Was Sie jetzt über die Grundrente wissen müssen

Was ändert sich mit der neuen Grundrente? Antworten auf die wichtigsten Fragen.

von Silke Becker, 18.12.2020

Ab wann gibt es die Grundrente?

Die Grundrente gibt es rückwirkend ab 1. Januar 2021. Die ersten Auszahlungen erfolgen voraussichtlich ab Juli 2021. Bis alle Berechtigten ihre Grundrente erhalten, wird es aber bis zum Jahr 2022 dauern. Grund ist die sehr aufwendige Umstellung aller Rentenkonten.

Muss ich einen Antrag stellen?

Nein, die Grundrente wird automatisch ausgezahlt.

Wie hoch ist die Grundrente?

Die Grundrente ist keine einheitliche Rente für alle, sondern ein individueller Zuschlag auf die bisherige Rente. Die Höhe wird nach einem komplizierten Verfahren berechnet und hängt vom Durchschnittseinkommen während des Erwerbslebens ab. Einen Anspruch haben nur Rentner, die mindestens 33 Jahre versichert waren und in dieser Zeit ein gewisses Mindesteinkommen erzielt haben.

Spielt die Art der Rente eine Rolle?

Nein. Egal, ob Altersrente, Erwerbsminderungsrente oder Witwenrente – Anspruch hat jeder Rentner, der die Voraussetzungen erfüllt.

Wird eigenes Einkommen angerechnet?

Ja, weitere Einnahmen, etwa eine Betriebsrente, eine Riester-Rente, Mieteinnahmen o. ä. werden berücksichtigt. Das zusätzliche Einkommen wird von den Finanzämtern automatisch an die Rentenversicherung gemeldet. Einschließlich der bisherigen Rente darf das Gesamteinkommen nicht mehr als 1250 Euro (bei Ehepaaren 1950 Euro) pro Monat betragen. Liegt es darüber, wird die Grundrente gekürzt.

Muss jetzt jeder Rentner eine Steuererklärung machen?

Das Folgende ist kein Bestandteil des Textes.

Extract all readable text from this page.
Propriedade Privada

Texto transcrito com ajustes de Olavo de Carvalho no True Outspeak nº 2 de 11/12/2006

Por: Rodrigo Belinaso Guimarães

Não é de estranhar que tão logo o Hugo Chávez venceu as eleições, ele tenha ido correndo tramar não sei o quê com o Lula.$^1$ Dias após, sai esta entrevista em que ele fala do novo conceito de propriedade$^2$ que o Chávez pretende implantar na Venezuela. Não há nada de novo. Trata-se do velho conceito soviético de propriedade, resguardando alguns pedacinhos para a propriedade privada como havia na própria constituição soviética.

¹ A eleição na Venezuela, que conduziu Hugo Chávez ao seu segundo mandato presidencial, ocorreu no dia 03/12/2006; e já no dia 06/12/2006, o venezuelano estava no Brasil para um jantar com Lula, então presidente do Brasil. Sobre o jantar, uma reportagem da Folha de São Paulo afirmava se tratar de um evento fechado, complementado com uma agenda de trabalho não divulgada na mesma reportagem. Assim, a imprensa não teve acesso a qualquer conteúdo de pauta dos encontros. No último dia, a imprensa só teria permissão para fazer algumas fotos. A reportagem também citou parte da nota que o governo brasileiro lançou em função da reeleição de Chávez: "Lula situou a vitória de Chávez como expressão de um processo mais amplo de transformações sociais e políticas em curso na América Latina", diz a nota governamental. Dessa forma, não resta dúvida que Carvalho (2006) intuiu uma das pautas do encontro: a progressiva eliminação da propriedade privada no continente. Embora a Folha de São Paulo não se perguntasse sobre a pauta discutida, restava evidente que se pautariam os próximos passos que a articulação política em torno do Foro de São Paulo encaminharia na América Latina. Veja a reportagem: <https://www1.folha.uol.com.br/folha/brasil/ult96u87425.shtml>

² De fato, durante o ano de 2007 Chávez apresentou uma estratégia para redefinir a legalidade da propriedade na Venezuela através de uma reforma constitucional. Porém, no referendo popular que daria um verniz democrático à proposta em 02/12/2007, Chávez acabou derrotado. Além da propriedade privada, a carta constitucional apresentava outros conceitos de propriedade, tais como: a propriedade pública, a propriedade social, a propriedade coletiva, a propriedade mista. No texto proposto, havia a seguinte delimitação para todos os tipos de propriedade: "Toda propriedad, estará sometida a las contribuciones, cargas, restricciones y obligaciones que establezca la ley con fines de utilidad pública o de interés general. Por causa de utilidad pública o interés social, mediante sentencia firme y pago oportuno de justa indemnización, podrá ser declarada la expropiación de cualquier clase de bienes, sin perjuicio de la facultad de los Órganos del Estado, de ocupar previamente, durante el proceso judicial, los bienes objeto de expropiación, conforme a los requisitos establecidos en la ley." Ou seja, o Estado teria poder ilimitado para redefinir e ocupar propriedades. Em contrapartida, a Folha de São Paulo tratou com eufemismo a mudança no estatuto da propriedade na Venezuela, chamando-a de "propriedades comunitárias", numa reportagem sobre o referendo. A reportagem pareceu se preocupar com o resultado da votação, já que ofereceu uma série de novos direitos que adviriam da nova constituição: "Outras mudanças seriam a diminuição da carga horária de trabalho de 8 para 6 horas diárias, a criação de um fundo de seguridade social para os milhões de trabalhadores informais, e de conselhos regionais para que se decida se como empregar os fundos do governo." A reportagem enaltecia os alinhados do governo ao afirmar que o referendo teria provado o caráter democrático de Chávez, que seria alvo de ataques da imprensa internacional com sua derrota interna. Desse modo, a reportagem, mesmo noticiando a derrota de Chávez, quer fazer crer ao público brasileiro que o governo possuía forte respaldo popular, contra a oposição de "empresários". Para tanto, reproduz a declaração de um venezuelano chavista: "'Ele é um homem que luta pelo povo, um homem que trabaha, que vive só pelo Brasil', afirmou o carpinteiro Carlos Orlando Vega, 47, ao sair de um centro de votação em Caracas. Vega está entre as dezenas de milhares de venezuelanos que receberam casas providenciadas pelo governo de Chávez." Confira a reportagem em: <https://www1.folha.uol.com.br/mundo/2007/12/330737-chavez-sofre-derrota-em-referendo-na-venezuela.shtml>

Nein, an den Regeln für die Steuererklärung ändert sich nichts.

Was ist mit dem Vermögen?

Das Sparkonto, Immobilien und anderes Vermögen spielen bei der Berechnung der Grundrente keine Rolle.

Können sich Rentner durch einen Nebenjob noch Anspruch auf die Grundrente erarbeiten?

Bei Erwerbsunfähigkeitsrenten ist dies möglich. Wer dagegen bereits eine Altersrente erhält, kann sich keinen Anspruch auf Grundrente mehr erarbeiten. Verwitwete können die Hinterbliebenenrente nicht mehr verändern, wohl aber ihre eigene Rente, solange sie selbst noch keine Altersrente beziehen.

Was bringt ein 450-Euro-Minijob für die Grundrente?

Ein 450-Euro-Minijob zählt bei Berechnung der 33 Mindestversicherungsjahre mit, wenn man dabei Rentenversicherungsbeiträge bezahlt. Die Grundrente steigt dadurch jedoch nicht. Wer durch den Nebenjob die Grundrente erhöhen will, muss derzeit mindestens 1013 Euro brutto pro Monat verdienen. Erwerbsminderungsrentner sollten gegebenenfalls durchrechnen lassen, ob dann ihre bisherige Rente gekürzt wird.

Was gilt bei Sozialleistungen?

Bislang wurde bei Empfängern von Sozialleistungen wie Wohngeld oder Grundsicherung die gesamte Rente als Einkommen berücksichtigt. Für Rentner, die die 33 Grundrentenjahre erreicht haben, werden jetzt 100 Euro der Rente überhaupt nicht mehr angerechnet, die restliche Rente nur teilweise. Es gibt dadurch in vielen Fällen höhere Leistungen als vorher.